Taking a short break from writing to validate a keyboard layout hypothesis…
Why don’t *you* try to write some recursive code and then I’ll judge you, Firefox.
Chrome went… a different way.
7️⃣ to go!!!

To celebrate writing about QWERTY/Dvorak, I apparently turned myself into a Dvorak typewriter robot. (Turns out, I have no idea how to take selfies.)
As a writer I’m supposed to be good with words, so with a mild embarrassment I’m reporting that it took me *two solid days* to realize people saying “progamers” was not a typo for “programmers,” but rather a shortening of “professional gamers.”
In my defense, there’s a huge overlap between keyboards for professional gamers and programmers.

(Also, a chapter title “Programmers and pro-gamers” has a nice ring to it.)
6️⃣ chapters to go!

Here’s me with the Cambridge Z88 (lent by @scottjenson) and an appropriately British background.
One of my favourite moments in this process is when what seems like a forgettable artifact reveals its actual incredible meaning – but only once you look closer and put time in getting to know it.
This is a 1928 thesis about typewriting errors, by Gertrude Ford.

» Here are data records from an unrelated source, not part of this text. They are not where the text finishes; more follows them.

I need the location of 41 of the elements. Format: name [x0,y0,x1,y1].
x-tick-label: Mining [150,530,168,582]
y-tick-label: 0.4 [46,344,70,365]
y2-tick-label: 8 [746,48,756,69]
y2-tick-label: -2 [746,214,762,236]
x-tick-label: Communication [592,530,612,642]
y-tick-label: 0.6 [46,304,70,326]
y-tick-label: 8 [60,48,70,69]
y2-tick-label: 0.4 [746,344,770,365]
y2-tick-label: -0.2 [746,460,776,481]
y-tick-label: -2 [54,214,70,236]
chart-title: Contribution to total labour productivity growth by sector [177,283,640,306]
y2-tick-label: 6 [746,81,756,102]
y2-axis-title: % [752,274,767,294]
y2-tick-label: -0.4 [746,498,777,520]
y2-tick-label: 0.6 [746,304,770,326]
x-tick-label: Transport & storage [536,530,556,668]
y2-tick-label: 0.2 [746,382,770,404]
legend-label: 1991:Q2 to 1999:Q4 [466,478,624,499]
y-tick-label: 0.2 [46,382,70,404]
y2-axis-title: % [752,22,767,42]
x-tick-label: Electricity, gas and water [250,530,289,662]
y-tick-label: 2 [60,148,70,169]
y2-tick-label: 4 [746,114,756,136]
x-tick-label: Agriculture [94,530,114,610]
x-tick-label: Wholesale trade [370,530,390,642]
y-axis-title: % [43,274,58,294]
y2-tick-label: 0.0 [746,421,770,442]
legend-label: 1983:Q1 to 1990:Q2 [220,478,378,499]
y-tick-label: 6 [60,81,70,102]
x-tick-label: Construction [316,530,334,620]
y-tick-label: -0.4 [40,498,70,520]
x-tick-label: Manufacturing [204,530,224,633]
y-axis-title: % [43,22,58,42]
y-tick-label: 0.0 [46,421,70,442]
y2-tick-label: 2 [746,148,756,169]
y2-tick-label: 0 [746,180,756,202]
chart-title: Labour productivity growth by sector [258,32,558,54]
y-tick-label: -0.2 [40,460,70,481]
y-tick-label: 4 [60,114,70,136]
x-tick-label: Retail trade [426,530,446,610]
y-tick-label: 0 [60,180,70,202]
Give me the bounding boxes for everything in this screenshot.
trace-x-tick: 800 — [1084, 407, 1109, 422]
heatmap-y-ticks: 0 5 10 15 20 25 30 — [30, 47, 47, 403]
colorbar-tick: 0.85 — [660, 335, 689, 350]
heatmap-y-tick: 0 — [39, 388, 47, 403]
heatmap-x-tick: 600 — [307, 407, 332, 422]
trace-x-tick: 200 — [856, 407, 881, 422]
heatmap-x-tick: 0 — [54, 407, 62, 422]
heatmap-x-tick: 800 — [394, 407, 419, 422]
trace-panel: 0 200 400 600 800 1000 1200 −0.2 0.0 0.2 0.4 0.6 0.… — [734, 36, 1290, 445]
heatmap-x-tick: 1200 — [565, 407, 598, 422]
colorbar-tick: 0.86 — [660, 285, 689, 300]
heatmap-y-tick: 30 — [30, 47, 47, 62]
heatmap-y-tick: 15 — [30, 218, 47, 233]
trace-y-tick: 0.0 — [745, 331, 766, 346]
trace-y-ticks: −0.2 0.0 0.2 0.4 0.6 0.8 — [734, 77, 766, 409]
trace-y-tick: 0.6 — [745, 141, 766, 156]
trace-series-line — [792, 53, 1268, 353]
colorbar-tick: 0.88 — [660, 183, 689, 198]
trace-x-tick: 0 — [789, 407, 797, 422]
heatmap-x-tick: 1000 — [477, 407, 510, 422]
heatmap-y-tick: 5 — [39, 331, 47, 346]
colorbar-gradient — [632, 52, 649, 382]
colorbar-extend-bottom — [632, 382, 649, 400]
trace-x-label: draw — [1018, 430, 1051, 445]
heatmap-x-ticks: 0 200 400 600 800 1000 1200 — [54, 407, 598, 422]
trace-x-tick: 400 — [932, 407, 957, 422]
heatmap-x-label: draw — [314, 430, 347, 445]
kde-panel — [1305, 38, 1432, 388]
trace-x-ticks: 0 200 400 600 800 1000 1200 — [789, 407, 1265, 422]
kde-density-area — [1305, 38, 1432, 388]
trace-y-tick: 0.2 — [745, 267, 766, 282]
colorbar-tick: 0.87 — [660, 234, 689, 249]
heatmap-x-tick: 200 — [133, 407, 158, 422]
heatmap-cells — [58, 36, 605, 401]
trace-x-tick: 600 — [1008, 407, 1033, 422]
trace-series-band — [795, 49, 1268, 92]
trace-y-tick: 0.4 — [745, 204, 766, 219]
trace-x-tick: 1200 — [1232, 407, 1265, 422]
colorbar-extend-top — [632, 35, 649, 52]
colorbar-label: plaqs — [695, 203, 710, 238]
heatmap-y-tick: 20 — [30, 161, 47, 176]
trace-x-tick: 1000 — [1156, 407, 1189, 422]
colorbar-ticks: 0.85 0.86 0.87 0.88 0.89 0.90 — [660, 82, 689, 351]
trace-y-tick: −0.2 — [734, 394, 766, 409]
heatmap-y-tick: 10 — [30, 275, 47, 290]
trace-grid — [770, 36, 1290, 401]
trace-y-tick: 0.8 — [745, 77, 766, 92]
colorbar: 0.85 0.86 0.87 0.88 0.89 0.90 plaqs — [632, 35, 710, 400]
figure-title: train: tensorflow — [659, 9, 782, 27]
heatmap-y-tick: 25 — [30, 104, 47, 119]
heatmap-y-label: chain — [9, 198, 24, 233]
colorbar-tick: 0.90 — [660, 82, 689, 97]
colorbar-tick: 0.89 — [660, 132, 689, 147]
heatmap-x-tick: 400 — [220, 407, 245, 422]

On the surface it looks pretty boring… but this is the actual research that inspired a certain August Dvorak to try to reinvent the keyboard. I just got a rare copy of it from the University of Washington!
Also, it bothered me it was so rare, so I just scanned it and put it on Internet Archive: archive.org/details/AStudy…
Just finished another one, and now it’s just 5️⃣ chapters remaining.

This is my poor Olivetti Praxis 48 with a spacebar broken in half. (I might 3D print a replacement one day!)
For the chapter I’m starting to write today, I am tying Enigma, stenography, and assistive keyboards. If you’re thinking “are those really related?”, I have the same doubts. I guess I’ll find out as I’m writing…?
Had to split it into two chapters in the end. Wrote both via 11,000 words during the last two days, which is some sort of a personal record that I never want to repeat.

So, 4️⃣. This is me with the worst keyboard I ever wrote on.

ᴵ ᵃᵐ ˢᵒ ᵉˣʰᵃᵘˢᵗᵉᵈ
An unintentional moment of irony.
As of today, my first draft has both Clinton and Trump in it. Guess which one of them is treated with respect, and which one with cutting subtext.
An unexpectedly satisfying part of writing is making mini-timelines like these ones.They’re sometimes frustrating to piece together (I basically had to rent many old Microsoft Word help books on Internet Archive today), but they help a lot in straightening the story.
3️⃣ to go!

This is a keyboard I actually made. It only outputs spaces. Since this is my first keyboard, I call it a “space cadet keyboard.”

I might actually be done with the first draft in a week which is… surreal.